I disagree that that's the
only way. Ignoring the
link to the previous post with a component image provided by the leaker, and acknowledging that I haven't yet seen any rumors to this effect: it might also be possible to shrink it by merging the optical camera and the IR camera. If I were researching this kind of tech, merging discrete components in this fashion is definitely one direction I'd be interested in going, as it has value even in an under-screen implementation; more space for other stuff.
True, it's not literally the only way. Merging the selfie/RGB camera with the infrared Face ID camera is a future possibility, but the technology to do that still isn't quite ready to allow this in a way that wouldn't compromise the functions of both cameras in noticeable ways that probably couldn't be resolved to Apple's satisfaction, at least not yet.
With the technology Apple is currently using in its front-facing cameras, the lens of the IR camera needs a more pronounced, IR-optimized anti-reflective coating that would interfere with the clarity of the selfie camera, and there's also a dark red translucent filter panel above the IR camera's lens to minimize the amount of non-IR light that reaches the IR sensor, and this would interfere with taking normal photos even more, making all of them dark red.
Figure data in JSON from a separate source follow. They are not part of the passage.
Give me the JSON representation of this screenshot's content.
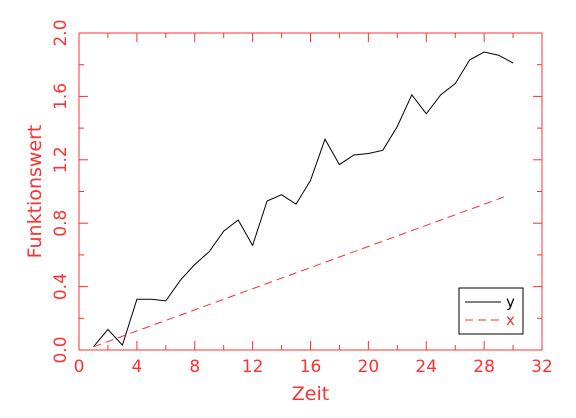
{
  "chart_data": {
    "type": "line",
    "xlabel": "Zeit",
    "ylabel": "Funktionswert",
    "xlim": [
      0,
      32
    ],
    "ylim": [
      0,
      2
    ],
    "x_ticks": [
      "0",
      "4",
      "8",
      "12",
      "16",
      "20",
      "24",
      "28",
      "32"
    ],
    "y_ticks": [
      "0.0",
      "0.4",
      "0.8",
      "1.2",
      "1.6",
      "2.0"
    ],
    "grid": false,
    "legend_position": "bottom-right",
    "series": [
      {
        "name": "y",
        "color": "#000000",
        "style": "solid",
        "x": [
          1,
          2,
          3,
          4,
          5,
          6,
          7,
          8,
          9,
          10,
          11,
          12,
          13,
          14,
          15,
          16,
          17,
          18,
          19,
          20,
          21,
          22,
          23,
          24,
          25,
          26,
          27,
          28,
          29,
          30
        ],
        "values": [
          0.02,
          0.13,
          0.03,
          0.32,
          0.32,
          0.31,
          0.44,
          0.54,
          0.62,
          0.75,
          0.82,
          0.66,
          0.94,
          0.98,
          0.92,
          1.07,
          1.33,
          1.17,
          1.23,
          1.24,
          1.26,
          1.41,
          1.61,
          1.49,
          1.61,
          1.68,
          1.83,
          1.88,
          1.86,
          1.81
        ]
      },
      {
        "name": "x",
        "color": "#ff3030",
        "style": "dashed",
        "x": [
          1,
          29.5
        ],
        "values": [
          0.02,
          0.97
        ]
      }
    ]
  }
}
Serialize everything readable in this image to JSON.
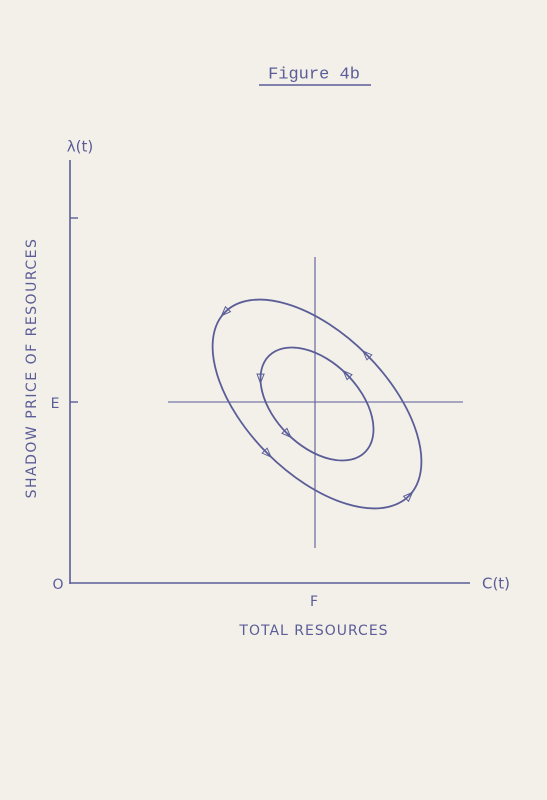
{
  "title": "Figure 4b",
  "y_axis": {
    "symbol": "λ(t)",
    "label": "SHADOW PRICE OF RESOURCES",
    "equilibrium": "E",
    "origin": "O"
  },
  "x_axis": {
    "symbol": "C(t)",
    "label": "TOTAL RESOURCES",
    "equilibrium": "F"
  }
}
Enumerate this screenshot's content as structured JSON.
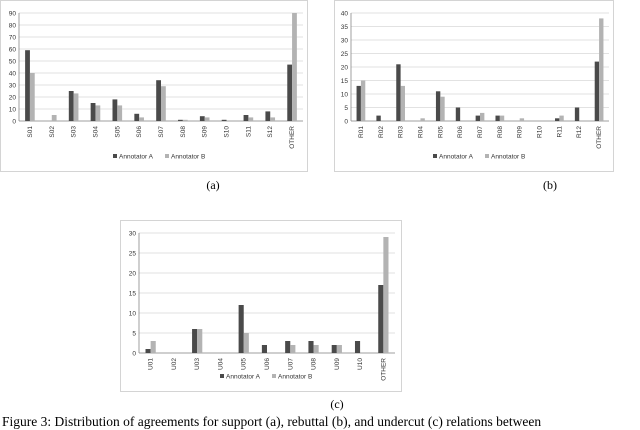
{
  "caption": "Figure 3: Distribution of agreements for support (a), rebuttal (b), and undercut (c) relations between",
  "colors": {
    "annotator_a": "#4a4a4a",
    "annotator_b": "#b3b3b3",
    "grid": "#d9d9d9",
    "axis": "#888888",
    "tick_text": "#333333"
  },
  "chart_data": [
    {
      "type": "bar",
      "panel_label": "(a)",
      "categories": [
        "S01",
        "S02",
        "S03",
        "S04",
        "S05",
        "S06",
        "S07",
        "S08",
        "S09",
        "S10",
        "S11",
        "S12",
        "OTHER"
      ],
      "ylim": [
        0,
        90
      ],
      "yticks": [
        0,
        10,
        20,
        30,
        40,
        50,
        60,
        70,
        80,
        90
      ],
      "grid": true,
      "legend_position": "bottom",
      "series": [
        {
          "name": "Annotator A",
          "values": [
            59,
            0,
            25,
            15,
            18,
            6,
            34,
            1,
            4,
            1,
            5,
            8,
            47
          ]
        },
        {
          "name": "Annotator B",
          "values": [
            40,
            5,
            23,
            13,
            13,
            3,
            29,
            1,
            3,
            0,
            3,
            3,
            90
          ]
        }
      ]
    },
    {
      "type": "bar",
      "panel_label": "(b)",
      "categories": [
        "R01",
        "R02",
        "R03",
        "R04",
        "R05",
        "R06",
        "R07",
        "R08",
        "R09",
        "R10",
        "R11",
        "R12",
        "OTHER"
      ],
      "ylim": [
        0,
        40
      ],
      "yticks": [
        0,
        5,
        10,
        15,
        20,
        25,
        30,
        35,
        40
      ],
      "grid": true,
      "legend_position": "bottom",
      "series": [
        {
          "name": "Annotator A",
          "values": [
            13,
            2,
            21,
            0,
            11,
            5,
            2,
            2,
            0,
            0,
            1,
            5,
            22
          ]
        },
        {
          "name": "Annotator B",
          "values": [
            15,
            0,
            13,
            1,
            9,
            0,
            3,
            2,
            1,
            0,
            2,
            0,
            38
          ]
        }
      ]
    },
    {
      "type": "bar",
      "panel_label": "(c)",
      "categories": [
        "U01",
        "U02",
        "U03",
        "U04",
        "U05",
        "U06",
        "U07",
        "U08",
        "U09",
        "U10",
        "OTHER"
      ],
      "ylim": [
        0,
        30
      ],
      "yticks": [
        0,
        5,
        10,
        15,
        20,
        25,
        30
      ],
      "grid": true,
      "legend_position": "bottom",
      "series": [
        {
          "name": "Annotator A",
          "values": [
            1,
            0,
            6,
            0,
            12,
            2,
            3,
            3,
            2,
            3,
            17
          ]
        },
        {
          "name": "Annotator B",
          "values": [
            3,
            0,
            6,
            0,
            5,
            0,
            2,
            2,
            2,
            0,
            29
          ]
        }
      ]
    }
  ]
}
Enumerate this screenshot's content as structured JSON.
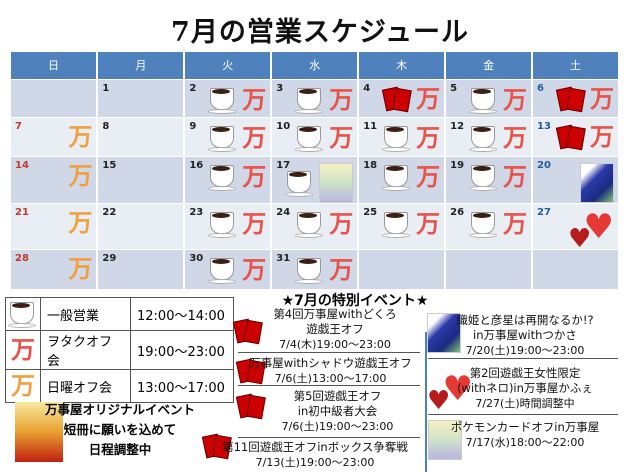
{
  "title": "7月の営業スケジュール",
  "weekdays": [
    "日",
    "月",
    "火",
    "水",
    "木",
    "金",
    "土"
  ],
  "colors": {
    "header": "#4f81bd",
    "sunday": "#c0392b",
    "saturday": "#1f5f99",
    "row_dark": "#d0d8e8",
    "row_light": "#e9edf4"
  },
  "weeks": [
    [
      {
        "day": ""
      },
      {
        "day": "1",
        "icons": []
      },
      {
        "day": "2",
        "icons": [
          "coffee-icon",
          "man-red-icon"
        ]
      },
      {
        "day": "3",
        "icons": [
          "coffee-icon",
          "man-red-icon"
        ]
      },
      {
        "day": "4",
        "icons": [
          "cards-icon",
          "man-red-icon"
        ]
      },
      {
        "day": "5",
        "icons": [
          "coffee-icon",
          "man-red-icon"
        ]
      },
      {
        "day": "6",
        "icons": [
          "cards-icon",
          "man-red-icon"
        ]
      }
    ],
    [
      {
        "day": "7",
        "icons": [
          "man-orange-icon"
        ]
      },
      {
        "day": "8",
        "icons": []
      },
      {
        "day": "9",
        "icons": [
          "coffee-icon",
          "man-red-icon"
        ]
      },
      {
        "day": "10",
        "icons": [
          "coffee-icon",
          "man-red-icon"
        ]
      },
      {
        "day": "11",
        "icons": [
          "coffee-icon",
          "man-red-icon"
        ]
      },
      {
        "day": "12",
        "icons": [
          "coffee-icon",
          "man-red-icon"
        ]
      },
      {
        "day": "13",
        "icons": [
          "cards-icon",
          "man-red-icon"
        ]
      }
    ],
    [
      {
        "day": "14",
        "icons": [
          "man-orange-icon"
        ]
      },
      {
        "day": "15",
        "icons": []
      },
      {
        "day": "16",
        "icons": [
          "coffee-icon",
          "man-red-icon"
        ]
      },
      {
        "day": "17",
        "icons": [
          "coffee-icon",
          "character-image"
        ]
      },
      {
        "day": "18",
        "icons": [
          "coffee-icon",
          "man-red-icon"
        ]
      },
      {
        "day": "19",
        "icons": [
          "coffee-icon",
          "man-red-icon"
        ]
      },
      {
        "day": "20",
        "icons": [
          "tanabata-image"
        ]
      }
    ],
    [
      {
        "day": "21",
        "icons": [
          "man-orange-icon"
        ]
      },
      {
        "day": "22",
        "icons": []
      },
      {
        "day": "23",
        "icons": [
          "coffee-icon",
          "man-red-icon"
        ]
      },
      {
        "day": "24",
        "icons": [
          "coffee-icon",
          "man-red-icon"
        ]
      },
      {
        "day": "25",
        "icons": [
          "coffee-icon",
          "man-red-icon"
        ]
      },
      {
        "day": "26",
        "icons": [
          "coffee-icon",
          "man-red-icon"
        ]
      },
      {
        "day": "27",
        "icons": [
          "hearts-icon"
        ]
      }
    ],
    [
      {
        "day": "28",
        "icons": [
          "man-orange-icon"
        ]
      },
      {
        "day": "29",
        "icons": []
      },
      {
        "day": "30",
        "icons": [
          "coffee-icon",
          "man-red-icon"
        ]
      },
      {
        "day": "31",
        "icons": [
          "coffee-icon",
          "man-red-icon"
        ]
      },
      {
        "day": ""
      },
      {
        "day": ""
      },
      {
        "day": ""
      }
    ]
  ],
  "man_glyph": "万",
  "heart_glyph": "♥",
  "legend": [
    {
      "icon": "coffee-icon",
      "label": "一般営業",
      "time": "12:00〜14:00"
    },
    {
      "icon": "man-red-icon",
      "label": "ヲタクオフ会",
      "time": "19:00〜23:00"
    },
    {
      "icon": "man-orange-icon",
      "label": "日曜オフ会",
      "time": "13:00〜17:00"
    }
  ],
  "special_events": {
    "title": "★7月の特別イベント★",
    "left": [
      {
        "lines": [
          "第4回万事屋withどくろ",
          "遊戯王オフ"
        ],
        "date": "7/4(木)19:00〜23:00"
      },
      {
        "lines": [
          "万事屋withシャドウ遊戯王オフ"
        ],
        "date": "7/6(土)13:00〜17:00"
      },
      {
        "lines": [
          "第5回遊戯王オフ",
          "in初中級者大会"
        ],
        "date": "7/6(土)19:00〜23:00"
      },
      {
        "lines": [
          "第11回遊戯王オフinボックス争奪戦"
        ],
        "date": "7/13(土)19:00〜23:00"
      }
    ],
    "right": [
      {
        "lines": [
          "織姫と彦星は再開なるか!?",
          "in万事屋withつかさ"
        ],
        "date": "7/20(土)19:00〜23:00"
      },
      {
        "lines": [
          "第2回遊戯王女性限定",
          "(withネロ)in万事屋かふぇ"
        ],
        "date": "7/27(土)時間調整中"
      },
      {
        "lines": [
          "ポケモンカードオフin万事屋"
        ],
        "date": "7/17(水)18:00〜22:00"
      }
    ]
  },
  "original_event": {
    "lines": [
      "万事屋オリジナルイベント",
      "短冊に願いを込めて",
      "日程調整中"
    ]
  }
}
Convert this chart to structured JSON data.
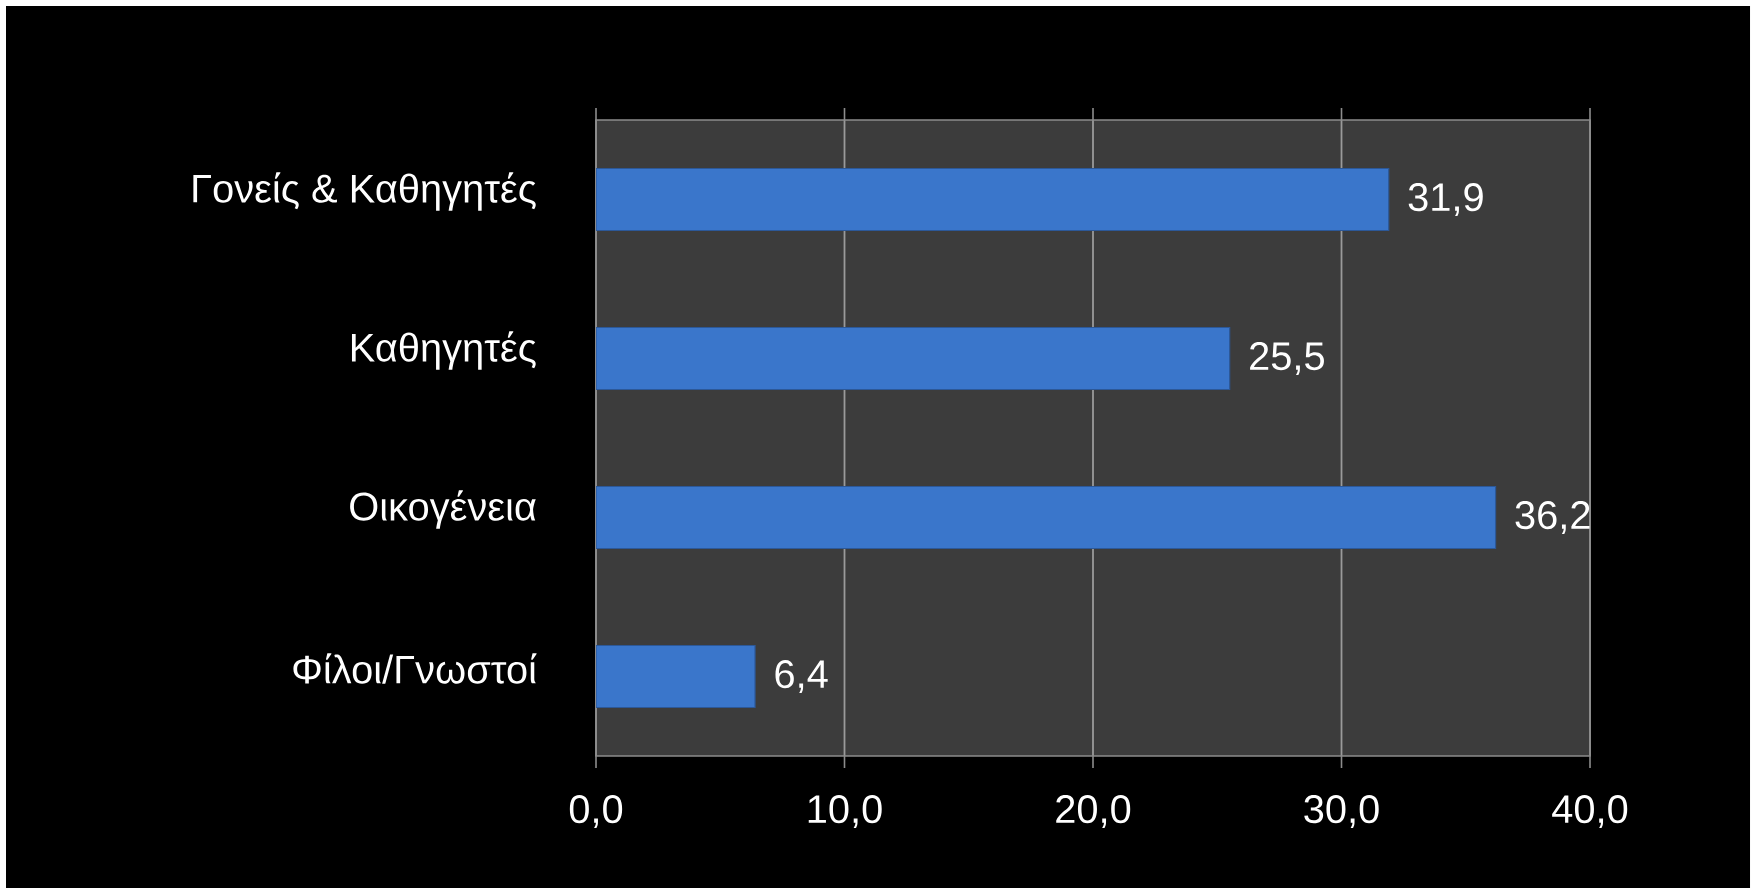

If you optimize a lens for good selfie quality, IR sharpness can suffer, and vice versa, largely because the focal point for visible and IR light are different, and computational fixes aren't able to entirely compensate for this.
A normal RGB sensor also has a filter that blocks a lot of IR since that's needed to get the best quality RGB images, while an IR camera wants high transmission of infrared light (about 940 nm) and rejects visible light. If you let a normal RGB sensor see IR, you get color contamination and focus shifts.
To make one sensor and one lens work for both IR and visible light, you’d need a switchable filter system, like a mechanical IR-cut filter like many DSLR/mirrorless cameras use, or one that's electrically switchable, or some other approach. Another method would be a beam splitter prism that would direct light to two different sensors, but that would reduce the light that reaches the sensors, and probably wouldn't reduce the footprint of the camera module.
Also, all these methods would add complexity, and thus lower reliability, which Apple would probably want to avoid versus maintaining the simpler current two-camera approach. Any such methods would also add a significant amount of thickness to the camera module, and it's already so thick that it's one of the reasons iPhones have a "plateau" on the rear.